Célia : Et d’où est-ce que ces données viennent exactement ?
Giuachin : Les données proviennent de vidéos et ont été transcrites par un grand nombre d’étudiant-es très patient-es. De ce que je sais, les vidéos ont été filmées à Manchester en Angleterre. Pendant plus d’un an, iels ont rendu visite à des parents avec leurs enfants, et les ont filmés. Les étudiant-es ont été payé-es pour transcrire tout ce qui a été dit sur des centaines d’heures de vidéos.
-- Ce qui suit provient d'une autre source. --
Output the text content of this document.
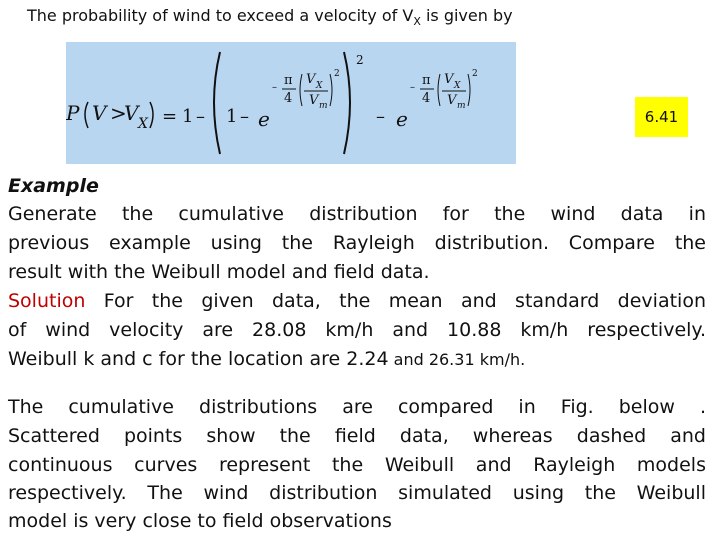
The probability of wind to exceed a velocity of $V_X$ is given by
P V >
V X = 1 – 1 – e
– π
4
V X
V m
2
2
– e
– π
4
V X
V m
2
6.41
Example
Generate the cumulative distribution for the wind data in
previous example using the Rayleigh distribution. Compare the
result with the Weibull model and field data.
Solution For the given data, the mean and standard deviation
of wind velocity are 28.08 km/h and 10.88 km/h respectively.
Weibull k and c for the location are 2.24 and 26.31 km/h.
The cumulative distributions are compared in Fig. below .
Scattered points show the field data, whereas dashed and
continuous curves represent the Weibull and Rayleigh models
respectively. The wind distribution simulated using the Weibull
model is very close to field observations
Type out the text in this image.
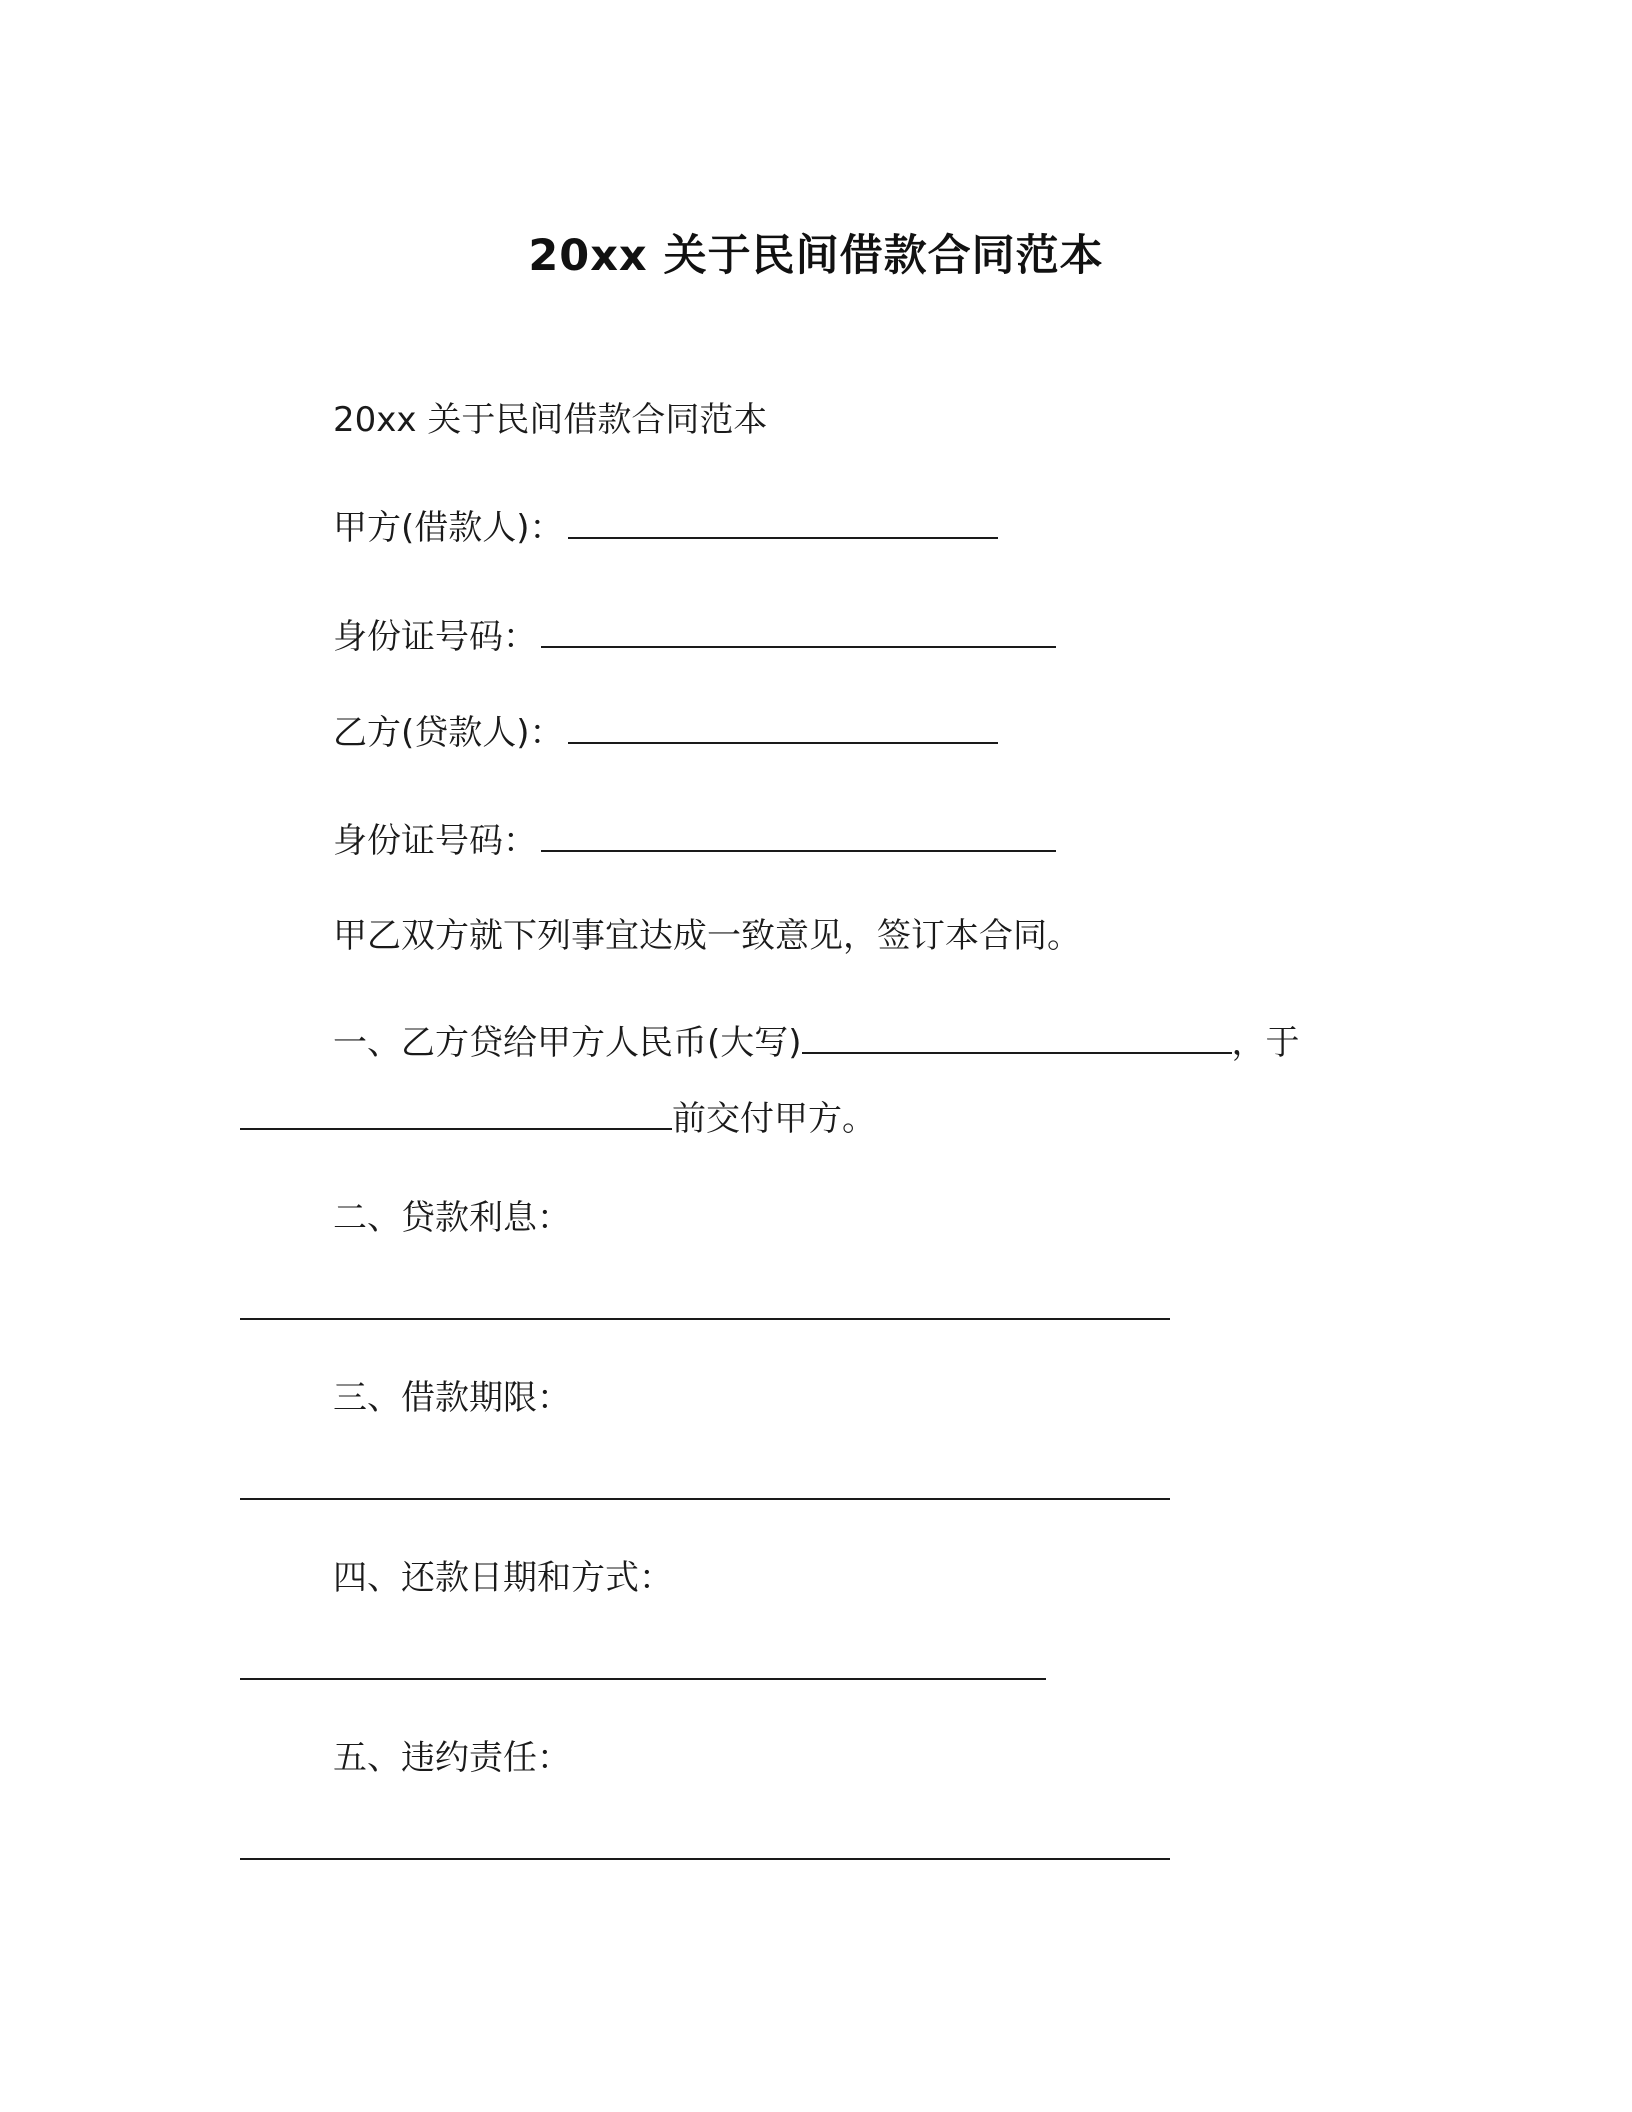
20xx 关于民间借款合同范本
20xx 关于民间借款合同范本
甲方(借款人)：
身份证号码：
乙方(贷款人)：
身份证号码：
甲乙双方就下列事宜达成一致意见，签订本合同。
一、乙方贷给甲方人民币(大写)	，于
前交付甲方。
二、贷款利息：
三、借款期限：
四、还款日期和方式：
五、违约责任：
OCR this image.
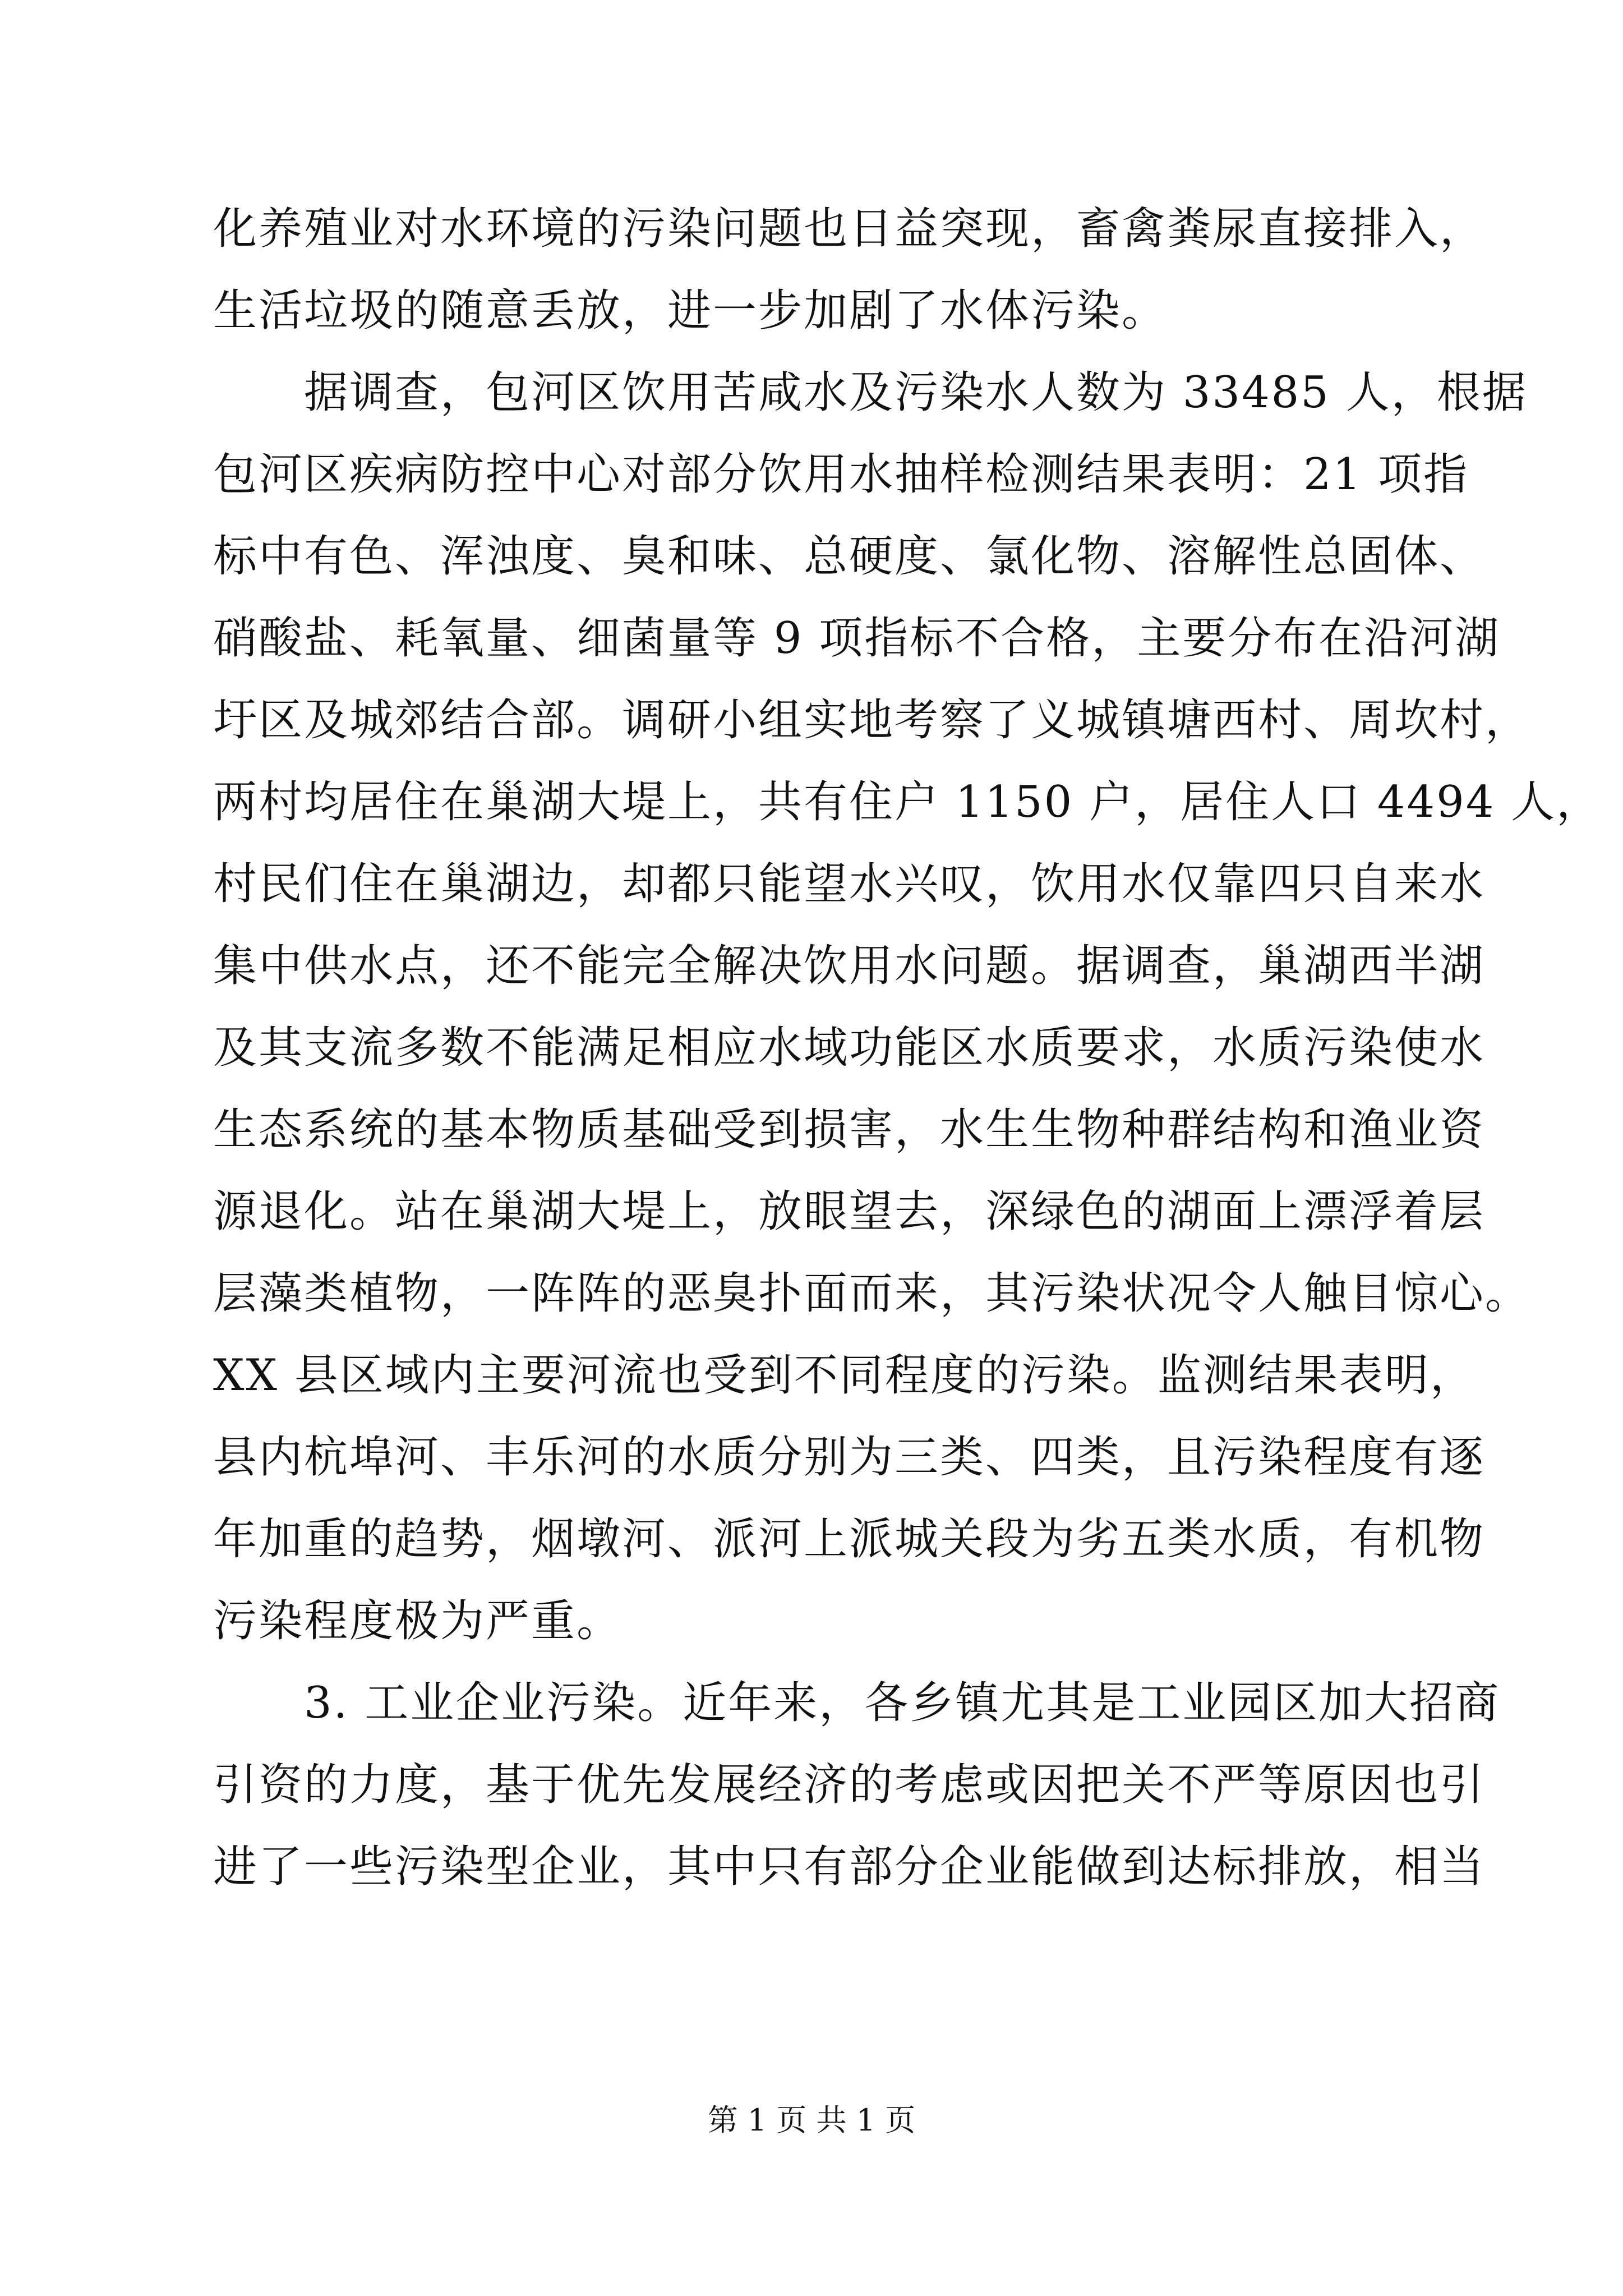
化养殖业对水环境的污染问题也日益突现，畜禽粪尿直接排入，
生活垃圾的随意丢放，进一步加剧了水体污染。
　　据调查，包河区饮用苦咸水及污染水人数为 33485 人，根据
包河区疾病防控中心对部分饮用水抽样检测结果表明：21 项指
标中有色、浑浊度、臭和味、总硬度、氯化物、溶解性总固体、
硝酸盐、耗氧量、细菌量等 9 项指标不合格，主要分布在沿河湖
圩区及城郊结合部。调研小组实地考察了义城镇塘西村、周坎村，
两村均居住在巢湖大堤上，共有住户 1150 户，居住人口 4494 人，
村民们住在巢湖边，却都只能望水兴叹，饮用水仅靠四只自来水
集中供水点，还不能完全解决饮用水问题。据调查，巢湖西半湖
及其支流多数不能满足相应水域功能区水质要求，水质污染使水
生态系统的基本物质基础受到损害，水生生物种群结构和渔业资
源退化。站在巢湖大堤上，放眼望去，深绿色的湖面上漂浮着层
层藻类植物，一阵阵的恶臭扑面而来，其污染状况令人触目惊心。
XX 县区域内主要河流也受到不同程度的污染。监测结果表明，
县内杭埠河、丰乐河的水质分别为三类、四类，且污染程度有逐
年加重的趋势，烟墩河、派河上派城关段为劣五类水质，有机物
污染程度极为严重。
　　3. 工业企业污染。近年来，各乡镇尤其是工业园区加大招商
引资的力度，基于优先发展经济的考虑或因把关不严等原因也引
进了一些污染型企业，其中只有部分企业能做到达标排放，相当
第 1 页 共 1 页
Célia : Et est-ce que cette base de données est en anglais, ou est-ce qu’il y a d’autres langues ?
Giuachin : Oui, il y a aussi d’autres langues. Nous avons quelques langues très rares dans notre dataset, dont peut-être la plus connue est la langue Xintang. Elle est assez célèbre parce que la conjugaison des verbes en Xintang a l’air impossible à apprendre pour nous. Cette langue est tellement compliquée. Par exemple, il y a jusqu’à 3’000 fins possibles aux verbes. En allemand, il y en a 30. Essayer d’imaginer ce que ça fait quand tu dois apprendre 3’000 fins de verbes.
Célia : J’ai entendu qu’en plus des humains, tu veux aussi travailler avec d’autres espèces animales, c’est ça ?
Giuachin : Oui c’est juste. Et en fait c’est très important pour nous parce que les humains sont les seuls qui possèdent ce langage-bébé et un langage très développé. Cela pourrait vouloir dire que ces deux aspects sont connectés. Si les autres animaux avaient aussi du langage-bébé, même s’il leur manque notre diversité linguistique et notre développement, il y aurait alors des preuves fortes pour suggérer que ces motifs sonores ont une origine différente ou un but différent du langage humain. Précisément, parce que notre langage est si hautement développé et fonctionnel, il serait remarquable que des motifs similaires apparaissent chez les animaux, et suggérerait que le langage-bébé n’est pas seulement un sous-produit du langage, mais quelque chose de distinct. Donc, dans notre groupe de recherche, nous sommes convaincus que le langage bébé est très important pour les enfants. Il y a beaucoup d’études qui montrent la chose suivante : le plus un enfant entend, et le plus il entend ce langage-bébé, le mieux il apprend à parler et le plus vite il se développe. Nous sommes convaincus que le langage-bébé est une fonction importante, même si on ne sait pas encore exactement ce que c’est. Si nous trouvions d’autres espèces animales qui utilisent le langage-bébé, avec beaucoup de répétitions, cela nous aiderait à mieux comprendre à quoi le langage bébé servait à l’origine.
Célia : Avec quelle espèce travailles-tu ?
Giuachin : Nous aimerions travailler avec les ouistitis et nous sommes actuellement en train d’étudier quelques bébés ouistitis à l’Université de Zurich dans le groupe de Judith Burkart. Elena Belli, une doctorante du groupe de Judith, les filme, et nous avons hâte de voir ce que nous pouvons trouver.
Célia : Et il n’y a pas jusque-là d’autres espèces animales qui sont connues pour avoir un langage-bébé ?
Giuachin : Oui, il y a quelques espèces animales qui ont aussi une sorte de langage-bébé. Ils utilisent un ton plus haut quand ils parlent à leurs jeunes, tout comme nous le faisons. Si je me rappelle correctement, il y a un article sur les gorilles qui décrit comment les gorilles adultes répètent des gestes plusieurs fois si le bébé gorille ne les comprend pas. Mais il y a encore très peu de recherche là-dessus. Concernant les vocalisations, un groupe de recherche du PRN a montré dans un article l’année dernière que les grands singes (chimpanzés, orangs-outans et bonobos) ne communiquent verbalement que rarement avec leurs petits. Les humains, au contraire, font ça constamment. Nous voyons une différence pas seulement entre les cultures européennes et les grands singes. Dans la communauté indigène Shipibo-Konibo, avec qui Johanna Schick du PRN a travaillé, les adultes parlent beaucoup plus à leurs enfants.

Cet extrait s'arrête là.